Um ponto que, aos olhos dos deputados, não é claro na proposta, tal como o futuro Código de Ética profissional. “Há dois requisitos muitos importantes, instruções éticas e normas para o efeito. Vejo que existe um Código de Ética, mas quando é que vai ser promulgado? Em Hong Kong, depois de aprovada a lei, publicaram pouco depois o respectivo código”, apontou Agnes Lam.

Para a deputada, sem este Código, desconhecem-se as situações em que os assistentes podem ser sancionados. “Este documento contribui para a elevação da qualidade e profissionalismo dos assistentes. Em Macau, não devemos introduzir esta parte da instrução? Será que o Código vai regulamentar esta matéria?”, acrescentou.

De resto, foi também criticada a ausência de pontos que confiram regalias aos assistentes sociais.
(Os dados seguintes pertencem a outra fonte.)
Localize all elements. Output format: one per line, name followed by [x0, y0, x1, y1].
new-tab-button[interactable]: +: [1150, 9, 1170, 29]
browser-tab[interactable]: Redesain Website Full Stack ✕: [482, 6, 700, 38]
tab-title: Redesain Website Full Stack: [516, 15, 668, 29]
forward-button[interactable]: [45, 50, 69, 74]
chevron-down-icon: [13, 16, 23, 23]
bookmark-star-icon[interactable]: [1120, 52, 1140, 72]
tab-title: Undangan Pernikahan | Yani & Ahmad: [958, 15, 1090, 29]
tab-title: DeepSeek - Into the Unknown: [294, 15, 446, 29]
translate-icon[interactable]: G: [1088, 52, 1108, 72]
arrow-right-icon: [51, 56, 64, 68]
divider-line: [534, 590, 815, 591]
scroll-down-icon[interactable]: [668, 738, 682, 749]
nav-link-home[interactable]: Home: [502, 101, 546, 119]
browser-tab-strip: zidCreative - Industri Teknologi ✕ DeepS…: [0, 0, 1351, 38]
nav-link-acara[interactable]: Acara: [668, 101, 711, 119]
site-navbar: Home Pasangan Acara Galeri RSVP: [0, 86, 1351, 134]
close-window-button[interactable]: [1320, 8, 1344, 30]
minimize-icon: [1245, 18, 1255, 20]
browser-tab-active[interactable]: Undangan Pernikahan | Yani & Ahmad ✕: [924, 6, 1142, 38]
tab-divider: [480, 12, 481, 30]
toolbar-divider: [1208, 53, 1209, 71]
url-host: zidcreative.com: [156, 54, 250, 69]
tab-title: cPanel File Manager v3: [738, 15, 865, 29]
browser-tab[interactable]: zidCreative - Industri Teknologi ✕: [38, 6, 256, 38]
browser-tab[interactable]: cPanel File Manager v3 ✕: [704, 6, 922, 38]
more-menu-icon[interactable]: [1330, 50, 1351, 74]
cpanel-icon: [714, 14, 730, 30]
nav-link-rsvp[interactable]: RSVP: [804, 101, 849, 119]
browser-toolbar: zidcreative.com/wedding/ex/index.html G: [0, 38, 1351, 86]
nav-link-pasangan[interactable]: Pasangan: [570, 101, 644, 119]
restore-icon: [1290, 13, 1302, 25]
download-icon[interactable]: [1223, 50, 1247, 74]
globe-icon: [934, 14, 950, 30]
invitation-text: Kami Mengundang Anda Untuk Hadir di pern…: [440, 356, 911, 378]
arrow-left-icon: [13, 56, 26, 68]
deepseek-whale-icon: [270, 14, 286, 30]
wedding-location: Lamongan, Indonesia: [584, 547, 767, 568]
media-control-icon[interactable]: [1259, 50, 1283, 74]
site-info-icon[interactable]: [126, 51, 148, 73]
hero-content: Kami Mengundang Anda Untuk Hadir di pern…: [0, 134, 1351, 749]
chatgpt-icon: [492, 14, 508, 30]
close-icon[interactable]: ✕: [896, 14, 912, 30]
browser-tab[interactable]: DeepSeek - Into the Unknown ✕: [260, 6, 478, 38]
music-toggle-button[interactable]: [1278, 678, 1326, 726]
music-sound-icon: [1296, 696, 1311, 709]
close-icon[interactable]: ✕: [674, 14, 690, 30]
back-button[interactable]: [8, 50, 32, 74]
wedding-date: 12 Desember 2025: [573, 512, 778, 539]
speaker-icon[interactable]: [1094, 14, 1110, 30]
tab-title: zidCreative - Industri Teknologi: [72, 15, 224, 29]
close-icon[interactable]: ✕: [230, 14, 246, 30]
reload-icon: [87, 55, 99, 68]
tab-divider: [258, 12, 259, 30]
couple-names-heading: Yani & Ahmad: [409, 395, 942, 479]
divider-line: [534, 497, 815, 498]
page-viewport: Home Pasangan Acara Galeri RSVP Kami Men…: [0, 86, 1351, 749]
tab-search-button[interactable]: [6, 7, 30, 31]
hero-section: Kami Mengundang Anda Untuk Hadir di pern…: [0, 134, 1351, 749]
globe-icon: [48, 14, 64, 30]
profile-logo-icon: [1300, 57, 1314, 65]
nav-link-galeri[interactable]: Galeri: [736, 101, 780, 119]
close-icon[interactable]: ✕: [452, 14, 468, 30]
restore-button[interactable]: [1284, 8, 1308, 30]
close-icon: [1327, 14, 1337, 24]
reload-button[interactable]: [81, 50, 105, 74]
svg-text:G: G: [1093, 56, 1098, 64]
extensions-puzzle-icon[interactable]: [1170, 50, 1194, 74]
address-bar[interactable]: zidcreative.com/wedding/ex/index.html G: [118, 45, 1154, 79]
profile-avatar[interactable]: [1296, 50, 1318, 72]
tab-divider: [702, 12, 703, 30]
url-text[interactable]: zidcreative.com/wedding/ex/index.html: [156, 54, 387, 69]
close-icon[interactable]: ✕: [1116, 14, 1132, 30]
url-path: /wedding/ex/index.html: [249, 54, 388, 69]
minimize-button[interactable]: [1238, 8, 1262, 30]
Vários deputados acusaram o Governo de não ter gasto “muita tinta” neste aspecto.

Fong Ka Chio foi um desses exemplos. “Concordo com as soluções consagradas na proposta, no entanto, não vejo matérias para concretizar o desenvolvimento profissional na área de serviço social. Deve também ser tida em conta a possibilidade de ascender profissionalmente”, destacou.

A AL irá continuar hoje a discussão e aprovação na generalidade da proposta de lei do Regime Jurídico da Habitação Social, com a presença do Secretário Raimundo do Rosário.

 

NA AGENDA DOS DEPUTADOS

Em defesa do Hino

O deputado Mak Soi Un concorda com a decisão de avançar com uma legislação local para a implementação da Lei do Hino Nacional, mas considera que alguns comportamentos devem ser regulamentados. A esse nível, sugere ainda que seja reforçada a educação cívica no âmbito da divulgação e sensibilização sobre a execução do hino nacional.

 

Captar mais agentes

Além do regime de previdência existente, o Governo deve ponderar criar um novo regime de pensão ou recuperar o de aposentação e sobrevivência para atrair mais quadros para o Corpo de Polícia de Segurança Pública, sugeriu Mak Soi Kun. Para o deputado, a corporação deve ter uma “reserva de talentos” para garantir a estabilidade da sociedade, já que se debate com a “saída de pessoal” pois é “cada vez maior” a procura destes tipo de profissionais por grandes empresas.

 

Divulgar lei das rendas

Atendendo a que a Lei do Arrendamento entrará em vigor dentro de quatro meses, a deputada Song Pek Kei exortou os serviços competentes a serem “mais activos” e aplicarem “mais esforços na divulgação da lei”. “A lei do arrendamento contém poucos artigos, mas produz influências longas e profundas no regime”, avisou. Por isso, cabe aos “serviços de divulgação jurídica ser activos na assunção da divulgação das novas leis”.

 

Lacunas na lei laboral

Tendo em conta as necessidades reais, “há que avançar com melhorias dos direitos e interesses dos trabalhadores”, defende Lei Chan U. O deputado realça ainda que a optimização do regime de padrões laborais deve ser feita “gradualmente”, mas lamenta que algumas questões não estejam previstas na revisão da Lei Laboral, actualmente em fase de consulta pública.

 

Rever estatuto de docentes

Para a deputada Chan Hong, o Estatuto do Pessoal Docente deve ser revisto o quanto antes, bem como elaborado um diploma que regule a avaliação do desempenho e desenvolvimento destes profissionais. Segundo indicou, há 500 docentes nas escolas públicas que precisam de trabalhar em várias vertentes. Além disso, são obrigados a ter mais “tempos lectivos” semanais, comparativamente a profissionais do sector privado.

 

Gerir recursos educativos

Tem de ser “usado um bom aço na lâmina das espadas”. A expressão é de Au Kam San para se referir à necessidade de aplicar recursos no ensino com “precisão”. “O sector do ensino já tem recursos relativamente suficientes, por isso, devem ser definidos objectivos para a sua aplicação”, notou. Para o deputado, o ensino de acordo com as capacidades dos alunos é “fraco”.